Help ... Geometry! My Bad!

Well, I worked on this problem a bit.

Let $\angle X = 3\theta$ & $\angle Y = 2\theta$. Then $\angle Z = \pi - 5\theta$. Applying sine rule, we get:

$\frac{x}{\sin{3\theta}} = \frac{y}{\sin{2\theta}} = \frac{z}{\sin{5\theta}} = k$ (Say)

Putting in the given equation, it is observed that the equation turns out to be an identity for such a $k$ & $\theta$.
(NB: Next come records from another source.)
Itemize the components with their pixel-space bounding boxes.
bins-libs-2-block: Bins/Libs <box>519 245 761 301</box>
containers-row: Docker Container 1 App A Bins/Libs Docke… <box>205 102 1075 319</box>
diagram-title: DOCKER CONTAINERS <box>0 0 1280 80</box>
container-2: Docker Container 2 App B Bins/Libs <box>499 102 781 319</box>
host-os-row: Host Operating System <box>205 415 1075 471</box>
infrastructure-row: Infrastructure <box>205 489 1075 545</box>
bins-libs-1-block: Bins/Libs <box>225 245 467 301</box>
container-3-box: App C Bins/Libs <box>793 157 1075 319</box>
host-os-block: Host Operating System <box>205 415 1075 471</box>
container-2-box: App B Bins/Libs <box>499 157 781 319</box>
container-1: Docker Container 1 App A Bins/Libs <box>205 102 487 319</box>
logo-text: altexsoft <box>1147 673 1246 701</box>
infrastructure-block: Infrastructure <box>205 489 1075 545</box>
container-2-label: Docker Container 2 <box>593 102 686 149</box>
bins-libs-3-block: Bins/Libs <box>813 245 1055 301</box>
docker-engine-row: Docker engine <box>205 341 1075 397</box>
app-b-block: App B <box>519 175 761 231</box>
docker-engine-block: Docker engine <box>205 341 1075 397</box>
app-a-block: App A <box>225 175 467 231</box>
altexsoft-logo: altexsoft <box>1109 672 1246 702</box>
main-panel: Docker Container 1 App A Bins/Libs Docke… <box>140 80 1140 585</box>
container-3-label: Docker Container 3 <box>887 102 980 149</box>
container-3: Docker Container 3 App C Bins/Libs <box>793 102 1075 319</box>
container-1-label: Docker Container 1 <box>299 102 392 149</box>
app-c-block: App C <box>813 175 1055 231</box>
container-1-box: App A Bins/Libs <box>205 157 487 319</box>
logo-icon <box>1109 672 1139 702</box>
As such you want to find a real $k$ such that $k \sin{2\theta}, k \sin{3\theta}$ & $k \sin{5\theta}$ are all integers, which apparently doesn't seem possible (by noting cases when sine function has 'good looking' rational & irrational values).

Silly rule…

Here's a starter. Currently I have not been able to complete the solution, but I will (probably) post it soon. I am not sure if this is the most elegant way to do this though: it is certainly very tedious.

Let $X= 3 \theta$ and $Y= 2 \theta$. From the cosine rule, $x^2= y^2 + z^2 - 2yz \cos3\theta$. Then, $x^2-y^2= z(z - 2y \cos3\theta)$. Also note that $x^2-y^2+zx= z(z+x-2y \cos3\theta)$. We can now substitute these values in the given equation:

$z^2 (z - 2y \cos3\theta)(z+x-2y \cos3\theta)= y^2z^2$ $\implies (z - 2y \cos 3\theta)(z+x-2y \cos3\theta)= y^2$ $\implies (z - 2y \cos 3\theta)(z+x-2y \cos 3\theta)= z^2 + x^2 - 2xz\cos 2\theta$ If you expand the L.H.S, the $z^2$ term cancels out. The equation, still, will be a gigantic one.

I try to use cosine rule to solve it, but the equation goes complicated...

I'm not sure if this would work: first solve the equation as a diophantine equation. there may be infinity number of solutions or only one may be. Narrow down the possible solutions by triangle inequality. Then check out for which of those solutions, 2X=3Y is true. [ i really am not good at math, so sorry if it is another silly method ]. By the way, I live in NAM garden, near to you.

Silly person...